The system default TCP connect timeout on Linux system is controlled by the tcp_syn_retries variable. which means number of retries before fail. Different OS has different interpretations of this variable according to this ariticle. On centos, the default value is 5, and the total timeout is about 20s.
|
2.3. Read Timeout & Reset in Step 3-5
If the network is disconnected at step 4, step 5 won’t happen until:
- client receives a RST
- read timeout (controlled by the socketTimeout parameter) is reached
2.3.1. How RST is sent and received
The RST message is actually a flag in TCP packets. When one TCP peer, say A, sends a TCP packet to another, say B, if the OS of B find there is no such connection it will send a RST back to A.
When a process is reading from a TCP connection, it depends on the TCP Keep Alive mechanism to periodically send keep alive packets to the peer side so as to trigger the RST if the connection is already considered broken on the peer side.
There is a tcpKeepAlive parameter of Mysql Connector we can utilize to enable this feature. By default, this parameter is ON.
At connection level, we can only configure where TCP Keep Alive is on or not. However at the OS level, we can also configure the following parameters (which will affect all connections in the OS):
- /proc/sys/net/ipv4/tcp_keepalive_time, which is 1200 on our OS.

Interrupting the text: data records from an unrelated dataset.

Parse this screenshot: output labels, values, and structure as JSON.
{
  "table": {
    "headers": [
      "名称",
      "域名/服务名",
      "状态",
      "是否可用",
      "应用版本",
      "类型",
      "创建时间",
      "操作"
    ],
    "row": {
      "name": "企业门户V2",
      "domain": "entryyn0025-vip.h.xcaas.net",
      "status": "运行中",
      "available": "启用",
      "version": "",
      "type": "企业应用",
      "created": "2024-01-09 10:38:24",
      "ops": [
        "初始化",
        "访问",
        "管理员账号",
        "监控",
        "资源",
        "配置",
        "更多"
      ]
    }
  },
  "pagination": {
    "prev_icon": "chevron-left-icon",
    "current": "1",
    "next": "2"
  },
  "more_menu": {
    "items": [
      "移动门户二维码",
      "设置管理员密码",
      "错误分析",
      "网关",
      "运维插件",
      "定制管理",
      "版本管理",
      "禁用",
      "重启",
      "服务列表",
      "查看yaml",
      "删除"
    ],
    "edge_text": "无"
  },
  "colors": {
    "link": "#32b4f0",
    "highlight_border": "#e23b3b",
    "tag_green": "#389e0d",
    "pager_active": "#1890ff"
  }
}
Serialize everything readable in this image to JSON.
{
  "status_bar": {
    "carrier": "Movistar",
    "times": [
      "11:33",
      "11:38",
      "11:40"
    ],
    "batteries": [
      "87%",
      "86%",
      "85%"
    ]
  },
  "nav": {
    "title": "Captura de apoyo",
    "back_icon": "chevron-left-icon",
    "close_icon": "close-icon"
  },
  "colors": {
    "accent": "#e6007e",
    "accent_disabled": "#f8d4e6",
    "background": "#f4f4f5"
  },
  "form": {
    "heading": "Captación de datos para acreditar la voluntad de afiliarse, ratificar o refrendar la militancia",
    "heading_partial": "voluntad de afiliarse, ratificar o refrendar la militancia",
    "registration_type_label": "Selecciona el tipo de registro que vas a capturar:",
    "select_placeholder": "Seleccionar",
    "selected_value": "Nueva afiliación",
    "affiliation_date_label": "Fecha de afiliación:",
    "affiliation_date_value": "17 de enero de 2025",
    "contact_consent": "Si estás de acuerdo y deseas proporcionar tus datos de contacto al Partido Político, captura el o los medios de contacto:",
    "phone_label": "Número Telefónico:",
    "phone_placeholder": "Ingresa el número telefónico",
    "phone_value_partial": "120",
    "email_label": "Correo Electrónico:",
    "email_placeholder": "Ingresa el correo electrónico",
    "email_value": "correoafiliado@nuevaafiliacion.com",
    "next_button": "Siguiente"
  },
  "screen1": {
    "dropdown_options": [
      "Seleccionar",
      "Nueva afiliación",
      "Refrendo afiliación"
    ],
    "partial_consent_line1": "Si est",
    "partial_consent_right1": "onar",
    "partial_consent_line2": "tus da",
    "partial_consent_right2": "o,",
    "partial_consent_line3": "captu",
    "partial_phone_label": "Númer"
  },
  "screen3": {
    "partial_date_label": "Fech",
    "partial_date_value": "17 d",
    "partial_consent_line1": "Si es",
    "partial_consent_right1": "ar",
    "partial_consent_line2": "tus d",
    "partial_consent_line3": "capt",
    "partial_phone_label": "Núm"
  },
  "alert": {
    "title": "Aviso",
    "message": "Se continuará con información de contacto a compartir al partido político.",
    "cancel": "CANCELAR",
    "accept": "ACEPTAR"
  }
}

- /proc/sys/net/ipv4/tcp_keepalive_intvl, which is 75
- /proc/sys/net/ipv4/tcp_keepalive_probes, which 9
The meaning is: For each TCP connection that have TCP Keep Alive on, send Keep Alive packet every 1200 seconds. If it is not replied, resend every 75 seconds until the 9th one after which consider the connection broken.
3. The Root Cause
3.1. What really happened today
The 1200 seconds in log must be the tcp_keepalive_time.

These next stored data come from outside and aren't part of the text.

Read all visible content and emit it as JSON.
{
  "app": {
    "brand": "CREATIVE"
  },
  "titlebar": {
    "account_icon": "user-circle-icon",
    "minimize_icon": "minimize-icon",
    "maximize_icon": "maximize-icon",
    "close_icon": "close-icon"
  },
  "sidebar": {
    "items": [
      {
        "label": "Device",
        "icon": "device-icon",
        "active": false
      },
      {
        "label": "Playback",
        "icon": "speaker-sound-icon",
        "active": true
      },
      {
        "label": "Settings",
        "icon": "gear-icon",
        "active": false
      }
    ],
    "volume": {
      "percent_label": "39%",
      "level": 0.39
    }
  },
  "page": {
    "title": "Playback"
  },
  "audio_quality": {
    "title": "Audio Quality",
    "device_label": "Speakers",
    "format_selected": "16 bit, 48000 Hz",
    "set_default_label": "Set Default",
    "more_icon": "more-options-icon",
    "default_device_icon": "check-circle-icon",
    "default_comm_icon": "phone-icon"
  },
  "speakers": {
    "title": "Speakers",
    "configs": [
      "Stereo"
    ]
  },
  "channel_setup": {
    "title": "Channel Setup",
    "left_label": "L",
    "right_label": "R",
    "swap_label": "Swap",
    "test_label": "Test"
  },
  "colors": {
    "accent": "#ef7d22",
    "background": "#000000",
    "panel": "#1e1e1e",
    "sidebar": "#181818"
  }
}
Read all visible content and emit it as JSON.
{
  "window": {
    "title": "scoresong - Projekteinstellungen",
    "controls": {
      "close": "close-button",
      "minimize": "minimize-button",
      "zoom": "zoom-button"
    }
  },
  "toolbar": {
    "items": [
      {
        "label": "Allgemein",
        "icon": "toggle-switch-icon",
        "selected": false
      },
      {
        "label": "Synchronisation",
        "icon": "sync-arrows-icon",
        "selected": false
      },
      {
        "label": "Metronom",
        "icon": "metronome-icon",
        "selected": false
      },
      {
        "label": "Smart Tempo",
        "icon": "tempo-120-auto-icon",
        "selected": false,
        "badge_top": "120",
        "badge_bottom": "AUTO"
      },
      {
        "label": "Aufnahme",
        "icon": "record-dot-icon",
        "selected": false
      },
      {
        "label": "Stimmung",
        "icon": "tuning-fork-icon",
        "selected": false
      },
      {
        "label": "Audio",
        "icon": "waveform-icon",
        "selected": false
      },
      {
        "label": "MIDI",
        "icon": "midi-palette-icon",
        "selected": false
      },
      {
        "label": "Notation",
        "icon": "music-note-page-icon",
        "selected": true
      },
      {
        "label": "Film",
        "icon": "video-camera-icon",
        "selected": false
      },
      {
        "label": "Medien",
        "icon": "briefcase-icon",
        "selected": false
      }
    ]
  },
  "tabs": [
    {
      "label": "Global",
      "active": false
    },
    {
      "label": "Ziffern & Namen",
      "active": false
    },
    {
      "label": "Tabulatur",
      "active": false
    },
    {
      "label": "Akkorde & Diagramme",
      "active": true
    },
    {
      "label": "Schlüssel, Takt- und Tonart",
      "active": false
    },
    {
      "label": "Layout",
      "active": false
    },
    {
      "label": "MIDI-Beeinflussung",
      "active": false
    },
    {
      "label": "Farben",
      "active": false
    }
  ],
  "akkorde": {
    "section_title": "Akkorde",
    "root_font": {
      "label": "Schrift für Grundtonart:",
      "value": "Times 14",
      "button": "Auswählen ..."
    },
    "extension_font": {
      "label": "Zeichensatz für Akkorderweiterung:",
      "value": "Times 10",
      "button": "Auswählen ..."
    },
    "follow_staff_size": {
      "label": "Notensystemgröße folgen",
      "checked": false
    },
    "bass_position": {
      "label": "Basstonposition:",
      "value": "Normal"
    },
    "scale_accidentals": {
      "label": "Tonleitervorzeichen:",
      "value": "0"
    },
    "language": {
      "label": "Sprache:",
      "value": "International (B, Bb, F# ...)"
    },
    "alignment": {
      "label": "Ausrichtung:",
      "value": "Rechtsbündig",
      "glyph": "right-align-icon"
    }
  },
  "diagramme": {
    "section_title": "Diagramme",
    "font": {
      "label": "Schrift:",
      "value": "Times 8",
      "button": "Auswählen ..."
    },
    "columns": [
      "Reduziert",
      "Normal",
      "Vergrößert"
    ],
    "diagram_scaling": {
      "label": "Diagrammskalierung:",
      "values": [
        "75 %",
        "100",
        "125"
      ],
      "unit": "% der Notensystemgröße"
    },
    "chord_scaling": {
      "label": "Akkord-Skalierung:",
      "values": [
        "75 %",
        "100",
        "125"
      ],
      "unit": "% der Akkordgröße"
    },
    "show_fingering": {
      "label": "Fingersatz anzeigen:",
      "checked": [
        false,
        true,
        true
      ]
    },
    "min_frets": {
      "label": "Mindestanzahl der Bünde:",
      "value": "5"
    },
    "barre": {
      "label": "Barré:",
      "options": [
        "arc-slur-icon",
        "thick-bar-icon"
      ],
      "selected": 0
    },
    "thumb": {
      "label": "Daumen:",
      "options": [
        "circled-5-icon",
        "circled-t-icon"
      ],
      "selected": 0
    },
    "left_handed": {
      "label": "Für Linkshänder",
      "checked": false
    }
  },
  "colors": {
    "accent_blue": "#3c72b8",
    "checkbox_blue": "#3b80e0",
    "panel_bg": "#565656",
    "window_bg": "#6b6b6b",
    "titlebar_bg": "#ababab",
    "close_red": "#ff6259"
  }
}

After step 3, the network must be broken.
In Step 4, when server finished processing commands, it tries to write back to the client and failed after net_write_timeout. After then, the server considered connection broken and closed it.
| The net_write_timeout variable is set by client when calling ExecuteXXX functions provided by the Mysql Connector. The default value of net_write_timeout is equal to netTimeoutForStreamingResults property which is 600 seconds. |
Somewhere after net_write_timeout and before keep alive is triggered, network recovered. So the client keep waiting for read to finish.
Then keep alive is triggered, which caused the client to send keep alive packets and the server replied RST immediately.
Finally, after receiving RST, a exception is throw by Mysql connector.
3.2. Why not happen more often?
The Refresh Thread will periodically send SELECT NOW command to server, which involves:
- Firstly, acquire a PreparedStatement from the connection. It will send COM_STMT_PREPARE command to server, which will trigger RST.
- Secondly, execute ExecuteQuery (which triggers write and read). Note however, Mysql connector executes two ExecuteQuery in an mutual exclusive way, that is only one thread can in the ExecuteQuery at the same time.
Refresh Thread with help trigger RST in its first step. If Refresh Thread is blocked in its second step, it won’t help anything.
So if Refresh Thread is not dead, it helps reduce the frequency of problem happening. But since it’s dead that, the problem occurred.
4. Conclusion
Mysql connections between two IDC is vulnerable. The following situations may result in long blocking:
- If connecting to mysql, when the machine on which ysql is deployed is shutdown.
- If reading from mysql, when the machine is crashed or when network is broken.
- If writing to mysql, when the machine is crashed or when network is broken.
So We’d better use different threads to deal with local and remote mysql connections, or when network is poor unexpected pause is unavoidable.